PAGEIND - Fundamental Analysis

Last Updated Time : 02 Aug 25, 12:58 am

Back to Fundamental List

Fundamental Rating: 4.3

Let’s stitch together an analysis of Page Industries (PAGEIND) — the exclusive licensee of Jockey in India and a clear leader in branded innerwear. With outstanding capital efficiency but lofty valuation, it’s a classic case of quality at a price 👕💹

📘 Core Financial Performance

Profitability Snapshot

PAT declined from ₹205 Cr. to ₹164 Cr. this quarter, but YoY growth of 51.6% reflects strong long-term profitability.

EPS: ₹654 — impressive, underlining high per-share earnings strength.

Return Ratios

ROE: 48.5%, ROCE: 59.4% — elite returns, among the top in India’s consumer space.

Debt-to-Equity: 0.19 — low leverage enhances financial resilience and equity strength.

💸 Valuation Deep Dive

Indicator Value Interpretation

P/E Ratio 71.6 Valuation premium vs. industry PE (32.6)

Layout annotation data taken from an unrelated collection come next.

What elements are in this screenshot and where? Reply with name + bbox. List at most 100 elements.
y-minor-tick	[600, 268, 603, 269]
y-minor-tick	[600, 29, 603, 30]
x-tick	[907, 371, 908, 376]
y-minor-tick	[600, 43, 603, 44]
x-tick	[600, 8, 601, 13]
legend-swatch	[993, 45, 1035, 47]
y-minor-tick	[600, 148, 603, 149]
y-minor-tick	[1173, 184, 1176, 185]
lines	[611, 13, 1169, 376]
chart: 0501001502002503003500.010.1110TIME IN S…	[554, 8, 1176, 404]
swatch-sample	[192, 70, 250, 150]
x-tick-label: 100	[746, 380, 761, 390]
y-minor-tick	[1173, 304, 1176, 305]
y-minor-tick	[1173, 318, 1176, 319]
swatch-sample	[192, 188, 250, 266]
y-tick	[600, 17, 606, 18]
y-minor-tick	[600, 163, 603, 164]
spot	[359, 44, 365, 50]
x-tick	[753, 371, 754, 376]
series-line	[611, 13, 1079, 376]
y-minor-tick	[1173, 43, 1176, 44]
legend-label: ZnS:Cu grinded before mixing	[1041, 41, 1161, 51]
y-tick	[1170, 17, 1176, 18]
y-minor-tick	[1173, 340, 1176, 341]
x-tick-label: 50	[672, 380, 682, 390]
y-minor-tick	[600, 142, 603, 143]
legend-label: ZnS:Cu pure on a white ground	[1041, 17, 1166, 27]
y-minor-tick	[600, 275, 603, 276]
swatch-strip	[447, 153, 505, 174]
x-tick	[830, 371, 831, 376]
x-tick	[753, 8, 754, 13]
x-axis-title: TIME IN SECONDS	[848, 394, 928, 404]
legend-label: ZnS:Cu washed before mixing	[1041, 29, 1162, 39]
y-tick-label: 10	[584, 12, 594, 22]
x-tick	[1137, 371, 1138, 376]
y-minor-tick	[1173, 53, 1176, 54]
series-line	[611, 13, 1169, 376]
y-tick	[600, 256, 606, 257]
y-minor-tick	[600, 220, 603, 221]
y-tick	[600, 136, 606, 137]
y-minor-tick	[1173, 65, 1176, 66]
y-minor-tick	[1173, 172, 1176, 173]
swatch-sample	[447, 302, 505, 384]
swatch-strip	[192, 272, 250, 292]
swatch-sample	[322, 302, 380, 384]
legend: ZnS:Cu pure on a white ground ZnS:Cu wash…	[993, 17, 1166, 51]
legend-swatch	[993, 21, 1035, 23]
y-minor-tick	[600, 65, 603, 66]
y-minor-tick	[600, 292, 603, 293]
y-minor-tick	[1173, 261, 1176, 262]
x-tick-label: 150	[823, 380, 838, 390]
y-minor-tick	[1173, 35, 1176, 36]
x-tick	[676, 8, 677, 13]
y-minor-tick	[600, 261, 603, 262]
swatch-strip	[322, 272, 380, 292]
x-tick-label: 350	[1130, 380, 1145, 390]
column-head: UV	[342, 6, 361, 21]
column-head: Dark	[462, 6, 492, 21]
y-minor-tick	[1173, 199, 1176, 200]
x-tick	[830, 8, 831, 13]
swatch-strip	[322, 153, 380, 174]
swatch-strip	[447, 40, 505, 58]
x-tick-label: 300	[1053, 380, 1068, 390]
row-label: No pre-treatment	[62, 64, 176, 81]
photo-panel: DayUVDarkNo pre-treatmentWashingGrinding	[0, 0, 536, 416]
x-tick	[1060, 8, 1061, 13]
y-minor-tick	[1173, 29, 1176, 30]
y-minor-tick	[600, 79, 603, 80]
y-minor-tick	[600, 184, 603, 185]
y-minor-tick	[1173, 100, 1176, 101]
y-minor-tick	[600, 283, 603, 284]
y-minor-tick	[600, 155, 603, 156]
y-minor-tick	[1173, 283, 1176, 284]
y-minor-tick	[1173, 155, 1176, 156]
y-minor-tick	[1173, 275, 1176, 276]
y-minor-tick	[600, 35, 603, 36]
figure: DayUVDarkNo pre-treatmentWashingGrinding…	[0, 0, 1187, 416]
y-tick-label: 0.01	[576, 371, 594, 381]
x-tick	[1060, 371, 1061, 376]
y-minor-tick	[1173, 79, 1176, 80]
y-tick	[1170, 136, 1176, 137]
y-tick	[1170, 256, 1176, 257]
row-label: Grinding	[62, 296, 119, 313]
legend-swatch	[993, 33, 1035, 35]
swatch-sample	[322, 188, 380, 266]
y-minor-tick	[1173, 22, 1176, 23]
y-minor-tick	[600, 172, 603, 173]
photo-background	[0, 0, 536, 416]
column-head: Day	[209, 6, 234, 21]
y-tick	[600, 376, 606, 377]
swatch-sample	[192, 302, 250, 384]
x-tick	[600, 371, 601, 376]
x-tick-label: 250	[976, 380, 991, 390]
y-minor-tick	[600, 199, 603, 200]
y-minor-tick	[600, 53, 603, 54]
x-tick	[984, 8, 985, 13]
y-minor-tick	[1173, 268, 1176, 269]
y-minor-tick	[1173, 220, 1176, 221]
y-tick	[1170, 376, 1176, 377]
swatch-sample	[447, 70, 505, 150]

P/B Ratio ~37.1 Richly valued above book

PEG Ratio 6.66 Signals high valuation vs expected growth

Intrinsic Value ~₹38,500–₹42,000 Trading well above fair value estimates

🟥 Clearly expensive — valuation assumes sustained growth and market dominance.

🏢 Business Model & Competitive Advantage

Dominant player in India’s organized innerwear market; brand strength + distribution gives it a wide moat.

Exclusive license from Jockey International adds aspirational edge and global recognition.

Lean manufacturing and wide retail footprint help maintain margins.

FII interest rising (+0.45%), while DII slightly reduced (-0.12%) — indicates growing global confidence in premium Indian consumer stories.

📉 Technical Setup & Entry Zone

RSI: 46.7 — neutral; not signaling overbought or oversold.

MACD: +24.2 — bullish trend continues.

Price hovering around DMA 50 (₹47,040) and DMA 200 (₹44,958) — consolidating just below resistance.

🎯 Suggested Entry Zone

Strategic long-term buy: ₹44,000–₹45,500

Deep value positioning: Wait near ₹40,000–₹42,000 during sector-wide corrections

⏳ Long-Term Holding View

✅ High ROE/ROCE, brand dominance, debt-light, scalable model

⚠️ Valuation stretched — future earnings must justify price tag

🟢 Excellent fit for long-term core portfolios, especially for those building exposure to high-quality consumer plays

If you're eyeing comparisons, I can place Page against peers like Lux Industries, Rupa & Co., and Aditya Birla Fashion to contrast valuations, returns, and brand leverage 📊✨ Shall we?